Furthermore, local capacity-building needs to be enhanced by ensuring that BRI projects strengthen forward and backward linkages in the domestic economy. Through inclusive institutions, all economic actors, particularly the private sector, have an equal opportunity to actively participate in BRI projects through an active and open bidding process. Yet, it is widely known that most contracts are secretly negotiated bilaterally without any competitive bidding process. In Nigeria, critics allege that “all the contracts with the Chinese don’t go through public procurement law.” This was also seen in Pakistan, where the World Bank noted that “procurement was restricted to a limited number of Chinese contractors. We know that nominated contractors influenced the bidding process.”
In such cases, Chinese companies, materials, and technology dominate, thus reducing the spillover benefits the recipient country can experience. This was the case in Nigeria, where there was a lack of local content requirements, which has left indigenous construction companies and suppliers out of BRI projects to the detriment of strengthening local capacity. Meanwhile, in CPEC projects, local economic actors have voiced their frustrations as they are left out of playing an active part in infrastructure projects.
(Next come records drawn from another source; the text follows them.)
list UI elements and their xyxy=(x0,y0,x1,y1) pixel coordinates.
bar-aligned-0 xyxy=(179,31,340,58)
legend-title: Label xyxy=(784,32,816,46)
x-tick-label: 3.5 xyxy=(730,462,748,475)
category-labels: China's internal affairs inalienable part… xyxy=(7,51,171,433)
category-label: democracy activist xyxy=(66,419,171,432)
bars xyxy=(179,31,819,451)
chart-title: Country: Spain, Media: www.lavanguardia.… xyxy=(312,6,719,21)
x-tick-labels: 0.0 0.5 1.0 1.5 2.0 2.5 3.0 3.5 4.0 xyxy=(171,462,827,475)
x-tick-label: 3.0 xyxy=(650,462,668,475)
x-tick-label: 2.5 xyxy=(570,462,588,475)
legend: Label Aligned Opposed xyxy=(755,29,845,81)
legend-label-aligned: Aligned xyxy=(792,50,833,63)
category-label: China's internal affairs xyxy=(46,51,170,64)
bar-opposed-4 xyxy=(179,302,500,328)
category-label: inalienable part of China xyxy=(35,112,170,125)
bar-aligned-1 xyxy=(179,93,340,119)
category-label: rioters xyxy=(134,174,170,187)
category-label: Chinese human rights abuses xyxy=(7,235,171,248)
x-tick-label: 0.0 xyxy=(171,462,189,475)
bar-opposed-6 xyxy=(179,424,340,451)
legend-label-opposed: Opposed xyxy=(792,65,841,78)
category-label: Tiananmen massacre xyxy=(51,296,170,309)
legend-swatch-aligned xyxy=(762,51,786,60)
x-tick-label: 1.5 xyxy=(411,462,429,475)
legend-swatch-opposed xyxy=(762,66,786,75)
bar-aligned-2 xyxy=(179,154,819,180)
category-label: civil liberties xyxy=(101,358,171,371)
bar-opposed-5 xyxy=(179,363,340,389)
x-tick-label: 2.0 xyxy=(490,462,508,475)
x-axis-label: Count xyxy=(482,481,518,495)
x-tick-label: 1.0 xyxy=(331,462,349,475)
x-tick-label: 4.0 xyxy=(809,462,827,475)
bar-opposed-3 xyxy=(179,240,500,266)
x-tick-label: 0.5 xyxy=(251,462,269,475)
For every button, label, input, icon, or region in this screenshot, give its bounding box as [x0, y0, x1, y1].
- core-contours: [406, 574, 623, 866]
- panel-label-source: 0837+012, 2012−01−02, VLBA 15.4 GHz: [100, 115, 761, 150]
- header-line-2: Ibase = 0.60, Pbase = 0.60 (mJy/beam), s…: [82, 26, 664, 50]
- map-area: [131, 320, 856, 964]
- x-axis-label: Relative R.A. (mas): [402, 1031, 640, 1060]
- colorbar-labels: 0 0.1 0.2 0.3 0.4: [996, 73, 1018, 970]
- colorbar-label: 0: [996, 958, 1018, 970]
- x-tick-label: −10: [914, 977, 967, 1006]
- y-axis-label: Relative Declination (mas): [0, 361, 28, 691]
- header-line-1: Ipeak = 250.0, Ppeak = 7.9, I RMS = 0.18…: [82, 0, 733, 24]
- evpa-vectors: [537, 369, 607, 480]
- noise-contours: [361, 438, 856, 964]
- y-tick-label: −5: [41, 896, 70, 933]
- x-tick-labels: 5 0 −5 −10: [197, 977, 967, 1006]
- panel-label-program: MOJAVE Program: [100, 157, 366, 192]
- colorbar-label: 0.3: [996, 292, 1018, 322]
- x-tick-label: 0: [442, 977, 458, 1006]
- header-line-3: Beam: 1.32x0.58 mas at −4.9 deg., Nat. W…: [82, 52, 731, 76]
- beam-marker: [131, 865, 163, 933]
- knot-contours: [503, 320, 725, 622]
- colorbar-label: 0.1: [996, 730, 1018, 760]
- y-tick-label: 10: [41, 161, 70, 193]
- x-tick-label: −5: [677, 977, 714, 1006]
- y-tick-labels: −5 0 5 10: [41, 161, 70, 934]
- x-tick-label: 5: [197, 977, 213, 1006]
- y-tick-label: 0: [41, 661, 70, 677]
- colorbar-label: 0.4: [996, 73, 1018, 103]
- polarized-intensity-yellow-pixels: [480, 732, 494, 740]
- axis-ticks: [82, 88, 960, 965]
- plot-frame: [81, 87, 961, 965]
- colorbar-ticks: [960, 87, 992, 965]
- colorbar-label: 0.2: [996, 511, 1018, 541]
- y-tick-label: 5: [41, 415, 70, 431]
China has also felt the consequences of extractive institutions in regard to the reputational damages that arise from failed BRI projects. One can look at the widely referenced “debt trap” narrative, which, while disproved, has been the main narrative against the BRI. This has seen China’s global image take a hit. As an Economist article posited, “The BRI was meant in part to demonstrate China’s essential benevolence. In that respect, it has not worked.”
Strengthening the connection between BRI projects and beneficial socioeconomic development will require China to not only fix the internal workings of the BRI but also advocate for strong institutional frameworks and complementary development policies. However, this goes against its philosophy of non-interference and “no strings attached” funding, which in practice sustain extractive institutions in recipient countries. Until China changes its approach, the BRI is set to become more politicized by local elites to elevate their political legitimacy rather than promoting inclusive socioeconomic development.